I have a dataframe with a mix of continuous and categorical data.
df<- data.frame(gender=c("male","female","transgender"),
education=c("high-school","grad-school","home-school"),
smoke=c("yes","no","prefer not tell"))
> print(df)
gender education smoke
1 male high-school yes
2 female grad-school no
3 transgender home-school prefer not tell
> str(df)
'data.frame': 3 obs. of 3 variables:
$ gender : chr "male" "female" "transgender"
$ education: chr "high-school" "grad-school" "home-school"
$ smoke : chr "yes" "no" "prefer not tell"
I'm trying to recode the categorical columns to nominal format. My current approach is significantly tedious. First, I have to convert all character variables to factor format,
# Coerce all character formats to Factors
df<- data.frame(df[sapply(df, is.character)] <-
lapply(df[sapply(df, is.character)], as.factor))
library(plyr)
df$gender<- revalue(df$gender,c("male"="1","female"="2","transgender"="3"))
df$education<- revalue(df$education,c("high-school"="1","grad-school"="2","home-school"="3"))

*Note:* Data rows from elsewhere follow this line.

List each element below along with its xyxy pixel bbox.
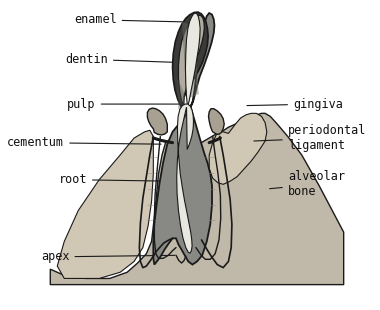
Text: dentin: dentin [65, 53, 175, 66]
Text: alveolar
bone: alveolar bone [269, 170, 345, 198]
Text: cementum: cementum [7, 136, 161, 149]
Text: apex: apex [41, 250, 175, 263]
Text: pulp: pulp [67, 98, 182, 111]
Polygon shape [147, 108, 167, 135]
Polygon shape [209, 109, 224, 134]
Polygon shape [177, 104, 193, 253]
Text: enamel: enamel [74, 13, 200, 26]
Polygon shape [209, 113, 267, 184]
Text: periodontal
ligament: periodontal ligament [254, 124, 366, 152]
Polygon shape [153, 13, 214, 264]
Polygon shape [179, 15, 204, 106]
Polygon shape [50, 113, 344, 285]
Polygon shape [57, 130, 153, 278]
Polygon shape [173, 12, 208, 107]
Text: gingiva: gingiva [247, 98, 343, 111]
Polygon shape [185, 13, 200, 107]
Text: root: root [59, 173, 171, 186]
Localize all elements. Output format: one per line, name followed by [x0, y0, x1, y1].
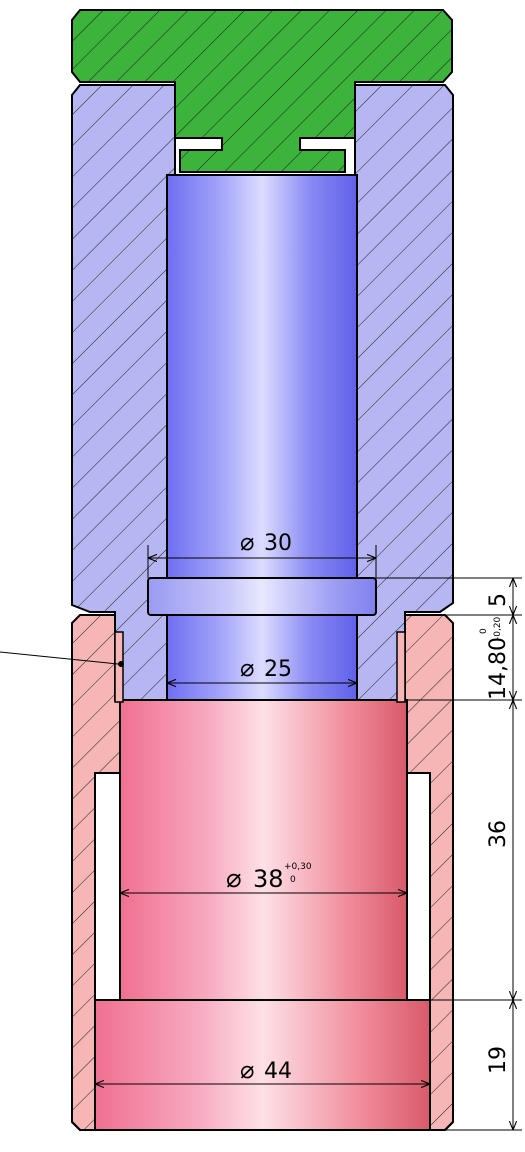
dim-collar-height: 5: [486, 593, 511, 607]
dim-base-bore: ⌀ 44: [95, 1056, 430, 1084]
body-part: [71, 84, 454, 703]
dim-shoulder-tol-upper: 0: [479, 628, 489, 634]
dim-top-bore-value: 30: [264, 531, 292, 556]
dim-base-bore-value: 44: [264, 1059, 292, 1084]
groove-left: [114, 631, 124, 703]
dim-sleeve-bore: ⌀ 38 +0,30 0: [120, 862, 407, 894]
dim-base-height: 19: [486, 1046, 511, 1074]
cap-top: [71, 9, 453, 173]
cap-part: [71, 9, 453, 173]
dim-lower-bore: ⌀ 25: [167, 654, 357, 683]
dim-sleeve-bore-tol-upper: +0,30: [284, 862, 312, 872]
dim-lower-bore-value: 25: [264, 657, 292, 682]
dim-sleeve-height: 36: [486, 820, 511, 848]
dim-shoulder-height: 14,80: [486, 637, 511, 700]
groove-right: [396, 631, 406, 703]
sleeve-part: [71, 614, 454, 1131]
dim-top-bore-symbol: ⌀: [240, 528, 254, 556]
dim-shoulder-tol-lower: -0,20: [493, 616, 503, 640]
dim-lower-bore-symbol: ⌀: [240, 654, 254, 682]
dim-sleeve-bore-value: 38: [253, 865, 284, 893]
dim-base-bore-symbol: ⌀: [240, 1056, 254, 1084]
dim-top-bore: ⌀ 30: [147, 528, 377, 578]
sleeve-bore-38-body: [119, 699, 408, 1001]
sleeve-bore-44: [94, 999, 431, 1131]
dim-vertical-set: 5 14,80 0 -0,20 36 19: [376, 577, 522, 1131]
dim-sleeve-bore-tol-lower: 0: [290, 875, 296, 885]
dim-sleeve-bore-symbol: ⌀: [226, 864, 242, 894]
leader-line: [0, 651, 124, 667]
body-bore-lower: [166, 614, 358, 701]
body-bore-upper: [166, 174, 358, 579]
collar-30: [147, 577, 377, 616]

df$smoke<- revalue(df$smoke,c("yes"="1","no"="2","prefer not tell"="3"))
> print(df)
gender education smoke
1 1 1 1
2 2 2 2
3 3 3 3
Is there a more elegant way to approach this problem? Something along the lines of tidyverse
style will be helpful. I have already seen somewhat similar questions like 1, 2,3. The issue with these solutions are either they are not relevant to what I seek or else they using base R approaches like lapply()
or sapply()
, which is difficult for me to interpret. I would also like to know if there is an elegant approach to convert all character variables to factor format along the lines of tidyverse approach.